Das urchige Brambrüescher Schwingfest gleich neben der Bergstation dient für uns als Startplatz.

Schon bald sind wir in der Einsamkeit der Bergwelt verschwunden. Wir finden uns auf einem up and down Trail wieder, der sich bis zur Bergstation der Churwaldner Rodelbahn hinzieht. Wir wählen den Weg an der Galtialp vorbei. Die nächsten 600 Dm führen praktisch der Fallline entlang nach Churwalden. Unsere Bremsen müssen wahrlich hart an der Grenze arbeiten. Mit der modernen Heidbühl Gondel kompensieren wir die vernichteten Höhenmeter von vorhin gleich wieder.Auf Alp Stätz bleibt noch Zeit für ein Gi-Stü Gruppenbild. Gleich darauf müssen wir Davut vorläufig verabschieden, sein Bike hat sich ein Schaltungsschaden eingefangen. Wir vereinbaren den Treffpunkt mit Davut an der Rothorn Talstation, wo er seine Schaltung wieder reparieren lassen kann.Der Rest rockt den heute ziemlich schwierig zu fahrenden Serpentinen Trail hinunter zum Heidsee. Nun wechseln wir die Talseite. Ein paar Nebelschwaden schlängeln sich unter dem Rothorn vorbei.Dank dem super Service der Bikewerkstatt Talstation Rothornbahn, die kurzerhand einen neuen Wechsel montierten, treffen wir Davut auf dem Gipfel des Rothorn wieder, wo wir kurz entschlossen auch unseren Mittagshalt einschieben.

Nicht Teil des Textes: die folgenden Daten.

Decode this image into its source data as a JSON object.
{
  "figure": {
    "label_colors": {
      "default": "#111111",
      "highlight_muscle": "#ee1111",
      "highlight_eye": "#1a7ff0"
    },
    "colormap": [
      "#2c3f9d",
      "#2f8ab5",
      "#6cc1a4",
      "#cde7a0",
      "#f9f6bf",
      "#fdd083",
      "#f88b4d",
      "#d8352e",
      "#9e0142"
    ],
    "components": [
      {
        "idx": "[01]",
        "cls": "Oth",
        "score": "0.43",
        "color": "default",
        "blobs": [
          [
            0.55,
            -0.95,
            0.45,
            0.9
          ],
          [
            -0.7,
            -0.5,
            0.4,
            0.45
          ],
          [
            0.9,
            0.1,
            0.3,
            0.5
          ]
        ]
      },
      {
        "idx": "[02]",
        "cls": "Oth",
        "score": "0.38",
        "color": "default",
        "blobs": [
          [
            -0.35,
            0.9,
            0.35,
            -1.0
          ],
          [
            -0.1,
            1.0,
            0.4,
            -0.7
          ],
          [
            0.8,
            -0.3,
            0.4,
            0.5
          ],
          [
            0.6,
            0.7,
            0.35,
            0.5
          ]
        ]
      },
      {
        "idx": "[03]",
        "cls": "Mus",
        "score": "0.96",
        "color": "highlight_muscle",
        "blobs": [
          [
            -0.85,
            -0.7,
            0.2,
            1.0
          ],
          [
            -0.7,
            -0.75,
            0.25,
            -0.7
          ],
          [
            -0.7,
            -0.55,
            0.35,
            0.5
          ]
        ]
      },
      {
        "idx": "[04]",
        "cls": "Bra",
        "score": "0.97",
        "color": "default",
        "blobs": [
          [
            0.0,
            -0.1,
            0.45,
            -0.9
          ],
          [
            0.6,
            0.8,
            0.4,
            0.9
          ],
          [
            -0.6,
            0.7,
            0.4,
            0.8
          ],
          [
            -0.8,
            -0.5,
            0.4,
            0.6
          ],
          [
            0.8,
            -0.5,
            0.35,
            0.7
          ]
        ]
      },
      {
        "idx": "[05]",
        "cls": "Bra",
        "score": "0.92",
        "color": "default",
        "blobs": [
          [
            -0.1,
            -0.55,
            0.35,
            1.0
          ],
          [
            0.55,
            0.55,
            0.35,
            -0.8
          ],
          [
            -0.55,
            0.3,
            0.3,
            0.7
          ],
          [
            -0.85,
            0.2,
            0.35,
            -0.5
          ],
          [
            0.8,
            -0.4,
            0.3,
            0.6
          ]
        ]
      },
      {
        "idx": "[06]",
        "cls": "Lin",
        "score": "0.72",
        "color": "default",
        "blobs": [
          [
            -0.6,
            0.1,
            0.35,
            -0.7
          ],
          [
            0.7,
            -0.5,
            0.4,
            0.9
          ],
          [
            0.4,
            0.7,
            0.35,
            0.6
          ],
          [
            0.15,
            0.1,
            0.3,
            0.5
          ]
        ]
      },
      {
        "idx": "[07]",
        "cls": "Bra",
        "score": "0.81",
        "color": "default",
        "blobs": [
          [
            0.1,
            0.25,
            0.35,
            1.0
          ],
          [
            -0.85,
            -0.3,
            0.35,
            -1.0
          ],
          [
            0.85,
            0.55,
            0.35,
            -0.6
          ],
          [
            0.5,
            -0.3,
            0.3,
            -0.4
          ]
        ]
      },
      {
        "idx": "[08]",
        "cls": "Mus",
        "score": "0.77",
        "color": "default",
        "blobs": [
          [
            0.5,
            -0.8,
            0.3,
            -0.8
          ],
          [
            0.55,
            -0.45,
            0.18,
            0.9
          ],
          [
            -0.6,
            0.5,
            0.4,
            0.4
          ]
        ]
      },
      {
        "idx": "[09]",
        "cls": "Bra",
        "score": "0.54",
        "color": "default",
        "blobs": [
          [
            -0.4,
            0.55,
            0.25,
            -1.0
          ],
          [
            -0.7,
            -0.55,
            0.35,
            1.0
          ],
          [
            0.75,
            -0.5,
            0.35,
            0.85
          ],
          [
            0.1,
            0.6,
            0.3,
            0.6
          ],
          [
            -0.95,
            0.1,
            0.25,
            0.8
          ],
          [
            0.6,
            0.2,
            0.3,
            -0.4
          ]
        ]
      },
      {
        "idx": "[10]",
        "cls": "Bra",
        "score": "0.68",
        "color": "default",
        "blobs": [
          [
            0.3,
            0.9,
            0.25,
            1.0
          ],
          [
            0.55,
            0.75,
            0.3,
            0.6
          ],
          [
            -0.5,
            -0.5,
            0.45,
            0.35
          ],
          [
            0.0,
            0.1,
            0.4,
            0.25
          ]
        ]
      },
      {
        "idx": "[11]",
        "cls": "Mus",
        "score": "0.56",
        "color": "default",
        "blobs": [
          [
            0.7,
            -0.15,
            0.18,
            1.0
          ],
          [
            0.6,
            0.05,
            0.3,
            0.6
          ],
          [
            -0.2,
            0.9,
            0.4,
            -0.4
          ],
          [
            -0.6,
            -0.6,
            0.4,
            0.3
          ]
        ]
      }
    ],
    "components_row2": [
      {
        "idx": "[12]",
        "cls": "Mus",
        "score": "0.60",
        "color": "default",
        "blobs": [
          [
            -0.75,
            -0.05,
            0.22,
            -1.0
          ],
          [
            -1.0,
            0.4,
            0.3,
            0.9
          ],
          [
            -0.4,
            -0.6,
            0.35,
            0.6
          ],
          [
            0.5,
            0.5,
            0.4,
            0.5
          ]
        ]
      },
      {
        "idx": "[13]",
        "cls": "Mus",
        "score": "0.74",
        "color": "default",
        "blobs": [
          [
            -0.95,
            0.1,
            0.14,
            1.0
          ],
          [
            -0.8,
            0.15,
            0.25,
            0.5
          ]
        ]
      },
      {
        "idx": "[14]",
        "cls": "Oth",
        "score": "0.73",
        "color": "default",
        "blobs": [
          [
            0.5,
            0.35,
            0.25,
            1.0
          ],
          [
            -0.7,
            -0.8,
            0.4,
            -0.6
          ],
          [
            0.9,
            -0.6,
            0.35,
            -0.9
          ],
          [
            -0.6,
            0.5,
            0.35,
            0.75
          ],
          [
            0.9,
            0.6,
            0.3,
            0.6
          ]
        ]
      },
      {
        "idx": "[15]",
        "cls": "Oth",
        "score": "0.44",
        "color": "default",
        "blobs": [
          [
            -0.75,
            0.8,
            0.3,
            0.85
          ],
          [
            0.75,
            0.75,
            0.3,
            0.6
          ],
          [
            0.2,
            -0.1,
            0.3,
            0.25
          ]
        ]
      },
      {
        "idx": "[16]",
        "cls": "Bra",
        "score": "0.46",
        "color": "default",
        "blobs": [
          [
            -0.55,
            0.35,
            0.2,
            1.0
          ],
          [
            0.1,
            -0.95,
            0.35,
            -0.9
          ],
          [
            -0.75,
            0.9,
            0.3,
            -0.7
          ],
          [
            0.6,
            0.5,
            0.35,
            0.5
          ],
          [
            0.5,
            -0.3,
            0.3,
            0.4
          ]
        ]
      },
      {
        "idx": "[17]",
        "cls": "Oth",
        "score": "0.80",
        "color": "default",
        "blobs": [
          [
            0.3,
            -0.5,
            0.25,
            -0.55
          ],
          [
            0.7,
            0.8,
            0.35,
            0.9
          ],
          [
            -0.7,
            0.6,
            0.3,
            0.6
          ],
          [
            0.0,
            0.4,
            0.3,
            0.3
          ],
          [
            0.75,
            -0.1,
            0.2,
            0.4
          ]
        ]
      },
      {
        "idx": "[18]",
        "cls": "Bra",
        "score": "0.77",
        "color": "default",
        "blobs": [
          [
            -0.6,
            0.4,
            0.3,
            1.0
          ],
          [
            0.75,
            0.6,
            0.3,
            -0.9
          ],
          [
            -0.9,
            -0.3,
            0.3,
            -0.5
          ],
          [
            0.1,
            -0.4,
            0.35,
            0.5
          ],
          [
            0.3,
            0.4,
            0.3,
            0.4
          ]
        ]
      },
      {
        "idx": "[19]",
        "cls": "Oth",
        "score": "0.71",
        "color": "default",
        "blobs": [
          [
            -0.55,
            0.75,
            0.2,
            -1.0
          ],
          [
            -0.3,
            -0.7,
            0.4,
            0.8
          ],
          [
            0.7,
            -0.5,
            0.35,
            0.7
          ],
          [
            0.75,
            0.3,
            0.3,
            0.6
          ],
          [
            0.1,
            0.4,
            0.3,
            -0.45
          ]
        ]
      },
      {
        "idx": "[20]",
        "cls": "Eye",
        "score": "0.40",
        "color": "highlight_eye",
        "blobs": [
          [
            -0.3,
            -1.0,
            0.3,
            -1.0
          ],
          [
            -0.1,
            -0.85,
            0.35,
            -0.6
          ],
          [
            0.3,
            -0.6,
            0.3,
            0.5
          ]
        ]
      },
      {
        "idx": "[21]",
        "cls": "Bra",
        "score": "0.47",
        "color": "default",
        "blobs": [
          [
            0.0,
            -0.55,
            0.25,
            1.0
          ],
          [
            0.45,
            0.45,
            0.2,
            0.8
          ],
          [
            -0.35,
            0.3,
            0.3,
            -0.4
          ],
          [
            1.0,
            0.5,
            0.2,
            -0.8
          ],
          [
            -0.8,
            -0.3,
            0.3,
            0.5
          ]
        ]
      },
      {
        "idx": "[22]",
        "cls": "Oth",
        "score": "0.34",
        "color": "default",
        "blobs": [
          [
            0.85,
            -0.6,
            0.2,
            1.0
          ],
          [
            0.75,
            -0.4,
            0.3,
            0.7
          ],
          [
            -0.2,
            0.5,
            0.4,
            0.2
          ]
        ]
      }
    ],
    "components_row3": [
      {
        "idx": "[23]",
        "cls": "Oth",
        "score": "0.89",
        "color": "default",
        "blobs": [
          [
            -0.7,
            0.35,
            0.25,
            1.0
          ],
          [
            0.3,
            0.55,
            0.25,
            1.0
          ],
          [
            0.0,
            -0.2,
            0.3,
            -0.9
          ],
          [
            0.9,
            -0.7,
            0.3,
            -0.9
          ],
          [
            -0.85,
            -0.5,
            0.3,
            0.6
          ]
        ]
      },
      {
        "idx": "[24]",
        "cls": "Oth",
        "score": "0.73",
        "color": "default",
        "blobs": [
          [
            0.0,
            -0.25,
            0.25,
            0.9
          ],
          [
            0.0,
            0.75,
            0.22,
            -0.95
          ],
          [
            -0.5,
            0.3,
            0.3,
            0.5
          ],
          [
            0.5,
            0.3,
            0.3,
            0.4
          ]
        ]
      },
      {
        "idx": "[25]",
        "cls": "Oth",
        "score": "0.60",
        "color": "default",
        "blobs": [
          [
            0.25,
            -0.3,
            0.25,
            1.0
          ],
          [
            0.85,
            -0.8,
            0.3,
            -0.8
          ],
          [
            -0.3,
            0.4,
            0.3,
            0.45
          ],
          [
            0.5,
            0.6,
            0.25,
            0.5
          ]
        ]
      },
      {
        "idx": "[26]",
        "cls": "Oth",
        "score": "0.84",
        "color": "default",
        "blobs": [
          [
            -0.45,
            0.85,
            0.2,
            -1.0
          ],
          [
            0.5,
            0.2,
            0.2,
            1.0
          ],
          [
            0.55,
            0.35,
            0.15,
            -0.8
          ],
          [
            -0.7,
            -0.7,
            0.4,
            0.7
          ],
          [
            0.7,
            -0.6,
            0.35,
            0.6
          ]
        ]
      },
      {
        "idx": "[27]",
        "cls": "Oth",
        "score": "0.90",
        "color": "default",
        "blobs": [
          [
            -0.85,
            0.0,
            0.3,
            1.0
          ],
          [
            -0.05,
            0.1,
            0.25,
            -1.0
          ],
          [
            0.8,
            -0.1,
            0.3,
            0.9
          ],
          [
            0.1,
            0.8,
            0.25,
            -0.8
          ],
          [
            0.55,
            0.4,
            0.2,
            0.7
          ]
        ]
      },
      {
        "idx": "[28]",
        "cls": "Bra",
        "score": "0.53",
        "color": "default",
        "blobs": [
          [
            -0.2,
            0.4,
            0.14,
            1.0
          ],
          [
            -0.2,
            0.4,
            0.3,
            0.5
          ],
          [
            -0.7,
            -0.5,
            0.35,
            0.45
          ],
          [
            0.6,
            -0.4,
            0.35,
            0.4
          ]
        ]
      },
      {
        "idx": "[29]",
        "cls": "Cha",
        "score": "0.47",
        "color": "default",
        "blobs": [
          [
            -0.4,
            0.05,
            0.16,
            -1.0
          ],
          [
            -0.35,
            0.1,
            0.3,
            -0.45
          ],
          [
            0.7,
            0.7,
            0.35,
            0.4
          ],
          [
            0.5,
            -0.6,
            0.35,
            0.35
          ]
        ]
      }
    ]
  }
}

Wieder komplett rumpeln wir über die Geröllfelder im oberen Teil vor der Galerie. Schon zeichnet sich die nächste Panne ab. Dani beklagt einen Plattfuss. Schnell ist ein neuer Schlauch montiert. Was? Schlauch? Ja, Dani ist einer der wenigen von uns, der noch mit Schläuchen unterwegs ist. Nach dem Sightseeing über das Wolkenmeer Richtung Chur hinunter stürzen wir nach der Galerie auf den berühmt berüchtigten Trail nach Arosa. Immer wieder ein einmaliges Vergnügen diesen abwechslungsreichen, flowigen Trail zu riden. Hier im Schafälpli Tal entspringt übrigens der Fluss Plessur, der mitten durch Chur führt und dann in den Rhein fliesst. Nach der kurzen Laufpassage halten wir links, da dort ein super Trail oberhalb des Schwellisee nach Innerarosa führt. Leider zieht just in dem Moment ein dickes Nebelband zum Hörnli hinauf. Wir müssen weiter, kurz darauf verschwinden wir in der dicken Nebelsuppe und suchen unser Trail im Urderental. Hier wird es teilweise sehr technisch, wir sind gezwungen, das eine oder andere Mal die Vernunft walten zu lassen und die Bikes kurz zu schieben. Da kommt uns der folgende breite Fahrweg gerade recht und wir können uns ein wenig wieder Sammeln. Via die Schafalp geht’s ordentlich zur Sache, der nächste Trail spuckt uns erst wieder oberhalb von Tschiertschen aus. Nach einem kurzen Anstieg folgt sogleich ein wunderschöner Waldtrail zwischen Tschiertschen und Praden. Dieser zieht sich durch traumhafte Lärchenwälder und ich habe das Gefühl, dass er nicht enden wolle. Nach einer Abfahrt auf der Strasse zweigen wir oberhalb von Passugg in den Wald hinein, in der Hoffnung, noch auf ein paar Finale Trails zu stossen. Die 70 zusätzlichen Hm kann ich meinen Kollegen gerade noch verkaufen.   Dieser Abstecher hat sich aber noch voll ausbezahlt. Super Trails via Passugg bis vor die Toren von Chur dürfen wir zum Abschluss noch rocken. In Chur beim Meiersboden schiesst jeder mit einem Grinsen aus dem letzten Trail hinaus.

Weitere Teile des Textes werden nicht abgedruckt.